Background: Previous studies with cystic fibrosis transmembrane conductance regulator (CFTR) DeltaF508 mice indicate that estrogen levels may play a role in the occurrence or severity of CF-associated liver disease. However, the underlying mechanisms of liver disease in CF are poorly understood.
Methods: The levels of SULT1E1 (estrogen sulfotransferase) were measured in livers of control and CFTR-knockout (KO) mice. The impact of increased SULT1E1 activity on hepatic protein expression was assessed by immunoblot and MALDI mass spectrometric analysis.
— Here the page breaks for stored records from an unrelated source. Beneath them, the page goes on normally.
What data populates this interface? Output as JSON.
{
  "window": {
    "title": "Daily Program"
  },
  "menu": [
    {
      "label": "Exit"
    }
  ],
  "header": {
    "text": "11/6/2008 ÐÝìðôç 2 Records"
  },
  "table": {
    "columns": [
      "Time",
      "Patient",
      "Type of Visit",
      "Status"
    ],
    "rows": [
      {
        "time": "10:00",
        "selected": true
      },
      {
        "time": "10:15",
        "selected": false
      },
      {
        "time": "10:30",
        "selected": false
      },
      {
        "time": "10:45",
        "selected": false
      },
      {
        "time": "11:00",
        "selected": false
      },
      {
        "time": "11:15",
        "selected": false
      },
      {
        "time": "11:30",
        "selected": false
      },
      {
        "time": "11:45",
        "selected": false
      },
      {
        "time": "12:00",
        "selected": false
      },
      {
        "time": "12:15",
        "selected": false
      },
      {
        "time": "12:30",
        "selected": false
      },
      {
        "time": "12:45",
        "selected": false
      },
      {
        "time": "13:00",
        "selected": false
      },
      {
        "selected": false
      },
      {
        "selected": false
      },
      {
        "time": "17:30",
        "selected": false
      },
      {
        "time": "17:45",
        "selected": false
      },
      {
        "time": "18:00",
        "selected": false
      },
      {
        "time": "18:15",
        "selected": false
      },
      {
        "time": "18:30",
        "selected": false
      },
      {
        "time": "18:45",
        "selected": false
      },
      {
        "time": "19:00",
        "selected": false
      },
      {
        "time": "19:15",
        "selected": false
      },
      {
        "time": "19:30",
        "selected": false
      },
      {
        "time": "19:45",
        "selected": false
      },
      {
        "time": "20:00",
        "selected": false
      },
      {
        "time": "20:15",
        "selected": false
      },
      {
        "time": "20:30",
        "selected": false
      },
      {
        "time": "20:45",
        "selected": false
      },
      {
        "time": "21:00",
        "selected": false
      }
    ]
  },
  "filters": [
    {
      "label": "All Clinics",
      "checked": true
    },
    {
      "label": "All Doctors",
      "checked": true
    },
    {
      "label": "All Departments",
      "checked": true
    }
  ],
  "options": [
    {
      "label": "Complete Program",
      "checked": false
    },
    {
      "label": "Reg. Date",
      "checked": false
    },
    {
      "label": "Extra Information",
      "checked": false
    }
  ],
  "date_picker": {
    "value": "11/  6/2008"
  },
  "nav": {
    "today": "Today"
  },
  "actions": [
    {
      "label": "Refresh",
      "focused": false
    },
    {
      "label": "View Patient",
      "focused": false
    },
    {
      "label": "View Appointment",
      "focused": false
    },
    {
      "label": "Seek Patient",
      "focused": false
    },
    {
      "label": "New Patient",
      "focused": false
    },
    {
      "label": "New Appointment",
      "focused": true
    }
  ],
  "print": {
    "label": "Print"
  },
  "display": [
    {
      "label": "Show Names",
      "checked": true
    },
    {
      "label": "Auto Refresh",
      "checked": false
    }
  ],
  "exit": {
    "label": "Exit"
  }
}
Results: SULT1E1 expression was significantly elevated in livers of several CFTR-KO mice. SULT1E1 and CFTR were specifically detected in hepatocytes and cholangiocytes, respectively. Elevated SULT1E1 activity may result in lower levels of free beta-estradiol thereby altering estrogen-responsive hepatic protein expression. Estrogen receptors (ER)-alpha and beta were differentially regulated in CFTR-KO and CFTR-DeltaF508 mice. ERalpha expression was reduced in mice with high SULT1E1 activity. Glutathione S-transferase-P1 and carbonic anhydrase III were significantly decreased in CFTR (-/-) mice with high SULT1E1 activity. Furthermore, cytochrome P450 2B9, also estrogen regulated, was significantly induced in the livers of CFTR (-/-) mice with high SULT1E1 activity.
Conclusions: Elevated SULT1E1 levels and associated alterations in estrogen-regulated hepatic protein expression may play an important role in CF liver disease.